近年来,负载在氮掺杂碳上的过渡金属(M-N-C,M为过渡金属,如Fe、Co、Ni等)因具有和Pt/C相似的含氧中间体吸脱附特性,表现出较好的氧还原活性和循环稳定性,有望成为代替贵金属催化剂的候选者之一。其中,Fe-N-C和Co-N-C催化剂因其温和的含氧中间体吸脱附性能,表现出优异的ORR性能。杂原子掺杂Fe-N-C催化剂成为理想的非贵金属催化剂,M-Nx-C催化剂的催化位点包括非金属部分和金属部分,相比于非金属部分(C-Nx),含金属部分MNx被认为是M-Nx-C催化剂高活性的来源。因此,寻求一种能够牢牢锚定Fe并精细调节活性位点的电子状况的基底,将有望提高Fe-N-C碳材料催化剂的ORR性能。

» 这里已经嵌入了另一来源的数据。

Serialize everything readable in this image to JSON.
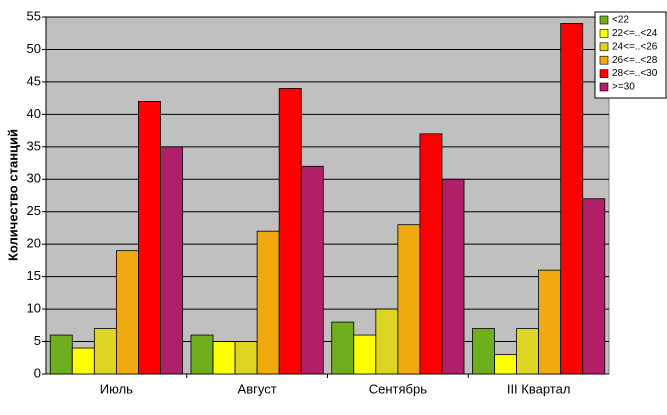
{
  "chart_data": {
    "type": "bar",
    "y_label": "Количество станций",
    "categories": [
      "Июль",
      "Август",
      "Сентябрь",
      "III Квартал"
    ],
    "series": [
      {
        "name": "<22",
        "color": "#6fae1c",
        "values": [
          6,
          6,
          8,
          7
        ]
      },
      {
        "name": "22<=..<24",
        "color": "#ffff00",
        "values": [
          4,
          5,
          6,
          3
        ]
      },
      {
        "name": "24<=..<26",
        "color": "#ded424",
        "values": [
          7,
          5,
          10,
          7
        ]
      },
      {
        "name": "26<=..<28",
        "color": "#f0aa10",
        "values": [
          19,
          22,
          23,
          16
        ]
      },
      {
        "name": "28<=..<30",
        "color": "#ff0000",
        "values": [
          42,
          44,
          37,
          54
        ]
      },
      {
        "name": ">=30",
        "color": "#b02068",
        "values": [
          35,
          32,
          30,
          27
        ]
      }
    ],
    "ylim": [
      0,
      55
    ],
    "yticks": [
      0,
      5,
      10,
      15,
      20,
      25,
      30,
      35,
      40,
      45,
      50,
      55
    ],
    "grid": true,
    "legend": "top-right"
  }
}
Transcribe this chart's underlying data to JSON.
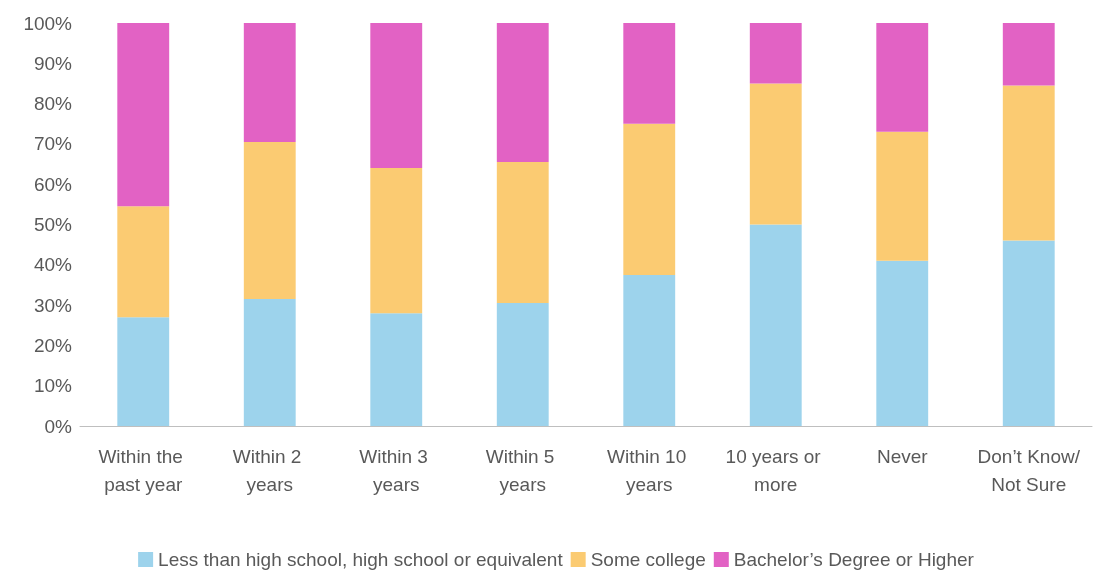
{
  "chart_data": {
    "type": "bar",
    "stacked": true,
    "categories": [
      "Within the past year",
      "Within 2 years",
      "Within 3 years",
      "Within 5 years",
      "Within 10 years",
      "10 years or more",
      "Never",
      "Don’t Know/Not Sure"
    ],
    "series": [
      {
        "name": "Less than high school, high school or equivalent",
        "color": "#9dd3ec",
        "values": [
          27,
          31.5,
          28,
          30.5,
          37.5,
          50,
          41,
          46
        ]
      },
      {
        "name": "Some college",
        "color": "#fbcb72",
        "values": [
          27.5,
          39,
          36,
          35,
          37.5,
          35,
          32,
          38.5
        ]
      },
      {
        "name": "Bachelor’s Degree or Higher",
        "color": "#e262c4",
        "values": [
          45.5,
          29.5,
          36,
          34.5,
          25,
          15,
          27,
          15.5
        ]
      }
    ],
    "ylim": [
      0,
      100
    ],
    "yticks": [
      {
        "value": 0,
        "label": "0%"
      },
      {
        "value": 10,
        "label": "10%"
      },
      {
        "value": 20,
        "label": "20%"
      },
      {
        "value": 30,
        "label": "30%"
      },
      {
        "value": 40,
        "label": "40%"
      },
      {
        "value": 50,
        "label": "50%"
      },
      {
        "value": 60,
        "label": "60%"
      },
      {
        "value": 70,
        "label": "70%"
      },
      {
        "value": 80,
        "label": "80%"
      },
      {
        "value": 90,
        "label": "90%"
      },
      {
        "value": 100,
        "label": "100%"
      }
    ],
    "grid": false,
    "legend": "bottom"
  }
}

MXene是一类二维过渡金属碳化物/氮化物材料,由其前驱体MAX相材料中选择性刻蚀掉A层而形成。MAX相是一个三元碳化物和氮化物体系,由于其组成而被命名为Mn+1AXn,其中M为早期过渡金属元素(如Ti、Mo、V等),A主要为IIIA族或IVA族元素(如Al、Si、P等),X为C和/或N元素,n=1、2、3。其中,M-X是共价键和离子键,M-A键是金属键,所以相比于以范德华力为主要结合力的石墨烯层状材料,MAX相中的键强更强,且M-A键比M-X键具有更强的化学活性,可以在不破坏M-X键的情况下,通过化学手段选择性地刻蚀A层,形成Mn+1Xn,即MXene。MXene作为一个新兴的二维金属碳化物、氮化物和碳氮化物家族,因其优异的导电性、独特的层状结构和丰富的功能表面基团而受到了广泛的研究。Ti3C2Tx-MXene作为研究最广泛的基团,通常通过氢氟酸(HF)或氟化蚀刻剂从层状三元过渡金属碳化物Ti3AlC2 MAX(对于MAX,“M”表示早期过渡金属,“A”表示A族元素,“X”表示碳和/或氮)选择性蚀刻铝层来生成。在蚀刻过程中,在溶解铝层后,将大块Ti3AlC2剥离成单层或多层超薄Ti3C2Tx-MXene;这种处理在MXene表面留下了丰富的端基“T”,包括-O、-OH和-F基团,已知这些端基有助于吸附金属前体。同样重要的是,一些相邻的钛原子也被取出。单少层Ti3C2Tx因其金属导电性、元素组成多样性、亲水性以及良好的机械性能等特性具有广阔的发展前景,其表面具有-OH、-O、-F等负价官能团,这些负价官能团可以与Fe离子耦合,经进一步碳化形成具有丰富Fe-Nx活性位点的多孔碳材料。该类材料具有优于Pt/C的氧还原性能。
发明内容
本发明为解决上述技术问题采用如下技术方案, 一种单少层Ti3C2Tx负载Fe-N-C氧还原催化剂的制备方法,具体过程为:
步骤S1:将单少层Ti3C2Tx、卟啉铁、C3N4和L-谷氨酸分散在二甲基亚砜中得到分散液,常温搅拌后经离心、洗涤和真空干燥后得到物料A;
步骤S2:将物料A在惰性气体保护下加热并保温,然后自然冷却至室温得到所述单少层Ti3C2Tx负载Fe-N-C氧还原催化剂。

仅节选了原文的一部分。